Due to all these issues, there is a high rate of burnout and relapse within the peer workforce. Indicators include:

  • dread coming to work
  • fatigue
  • conflict with coworkers or supervisors
  • a sense of futility
  • thoughts about quitting
  • relapse

I once heard a new peer talk about how excited he was to do this work and help other people. “I want to give back. I like seeing people get better. But…if I start getting angry, if it affects my recovery…I’m out. I won’t lose myself or my recovery.”

I told him that was a perfect statement.

Common Failures in Peer Work

I have serious concerns about how peers are trained. This is in-person work, so the training should be done entirely in-person as well. A lot of trainers use a paint-by-numbers manual and power point. Some of them lack the ability to engage or control a room. Still, much of that poor training can be corrected by proper ongoing supervision.

Client brokering was a profound problem when peers first started popping up a little over a decade ago. Peers got kickbacks for sending people to treatment or halfway houses, often to Florida. It got so bad that a number of states passed explicit anti-brokering laws.

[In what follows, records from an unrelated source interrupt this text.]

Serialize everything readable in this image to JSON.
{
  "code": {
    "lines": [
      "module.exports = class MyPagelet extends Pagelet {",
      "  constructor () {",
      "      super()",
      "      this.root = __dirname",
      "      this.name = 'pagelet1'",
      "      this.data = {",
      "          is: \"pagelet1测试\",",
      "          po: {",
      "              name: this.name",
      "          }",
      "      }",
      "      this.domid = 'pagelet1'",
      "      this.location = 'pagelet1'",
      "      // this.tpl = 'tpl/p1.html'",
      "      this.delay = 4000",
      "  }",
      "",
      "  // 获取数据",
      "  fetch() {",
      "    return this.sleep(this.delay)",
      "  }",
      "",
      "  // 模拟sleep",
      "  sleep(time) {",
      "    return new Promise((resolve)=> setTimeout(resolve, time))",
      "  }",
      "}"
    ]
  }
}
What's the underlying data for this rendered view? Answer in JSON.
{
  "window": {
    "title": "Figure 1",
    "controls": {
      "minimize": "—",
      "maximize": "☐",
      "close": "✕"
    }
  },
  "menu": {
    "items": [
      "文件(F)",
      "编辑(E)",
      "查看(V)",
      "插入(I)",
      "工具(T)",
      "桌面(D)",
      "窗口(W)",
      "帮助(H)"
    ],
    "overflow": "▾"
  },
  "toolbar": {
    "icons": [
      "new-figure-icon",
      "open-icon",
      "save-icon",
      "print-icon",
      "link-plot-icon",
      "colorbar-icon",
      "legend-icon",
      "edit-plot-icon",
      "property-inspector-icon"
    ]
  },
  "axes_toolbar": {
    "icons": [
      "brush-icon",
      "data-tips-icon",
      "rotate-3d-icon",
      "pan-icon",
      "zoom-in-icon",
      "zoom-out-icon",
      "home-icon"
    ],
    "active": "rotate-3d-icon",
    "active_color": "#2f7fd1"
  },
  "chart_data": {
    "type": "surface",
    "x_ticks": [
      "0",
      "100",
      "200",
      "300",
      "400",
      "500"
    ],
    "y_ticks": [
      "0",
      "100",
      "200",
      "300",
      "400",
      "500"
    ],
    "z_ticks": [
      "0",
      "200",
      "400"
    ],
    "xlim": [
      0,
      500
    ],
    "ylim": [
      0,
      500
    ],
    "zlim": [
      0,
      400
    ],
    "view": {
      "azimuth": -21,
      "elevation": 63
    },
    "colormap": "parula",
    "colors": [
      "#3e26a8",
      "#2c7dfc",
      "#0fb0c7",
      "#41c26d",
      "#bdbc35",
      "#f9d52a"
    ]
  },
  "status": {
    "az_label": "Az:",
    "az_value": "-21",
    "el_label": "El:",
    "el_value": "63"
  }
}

Another common problem with peers is that they often push their pathway to recovery above all others: if you got sober through AA, then it is AA; if it was Jesus, then it’s Jesus; and so on. This demonstrates a narrow professional approach and is a real turnoff for several participants.

Some peers have a strong stance against medication, particularly methadone and buprenorphine. “You aren’t clean if you are on those drugs,” has been shamefully said to participants. This is a serious professional and ethical violation.

Other peers push religion, specifically, their religion. Even if the peer agrees with them, this is an ethical and professional violation. And it is an easy way to turn off a client that otherwise might have been open to the process of recovery.

Sadly, many peers stop engaging in the very practices that helped them achieve recovery. They cut down or stop going to meetings and therapy. “I get what I need from work,” has been uttered by peers who eventually burn out or relapse.

And of course, poor supervision.

Structure of Supervision Sessions

Supervision is an ongoing process. Ideally, it should take place on a weekly basis. Supervision should include caseload review, case presentations, problematic cases and success stories.

I have peers write about their countertransference and identify their mistakes. I also have them take a regular written inventory of their self-care practices, with a clear focus that they need to do more now than they did before they started doing peer work. This forces specificity and accountability.

Supervision reinforces confidentiality and legal standards. It is essential that peers ensure record releases have the correct information, are signed and regularly updated. Both the peers and their clients must be able to verbalize the limits of confidentiality, including duty to warn, protecting vulnerable populations through mandated reporting, obeying court orders and how to handle homicidal and suicidal situations. This knowledge comes from ongoing supervision on real cases, rather than crash course training at the very start of one’s career.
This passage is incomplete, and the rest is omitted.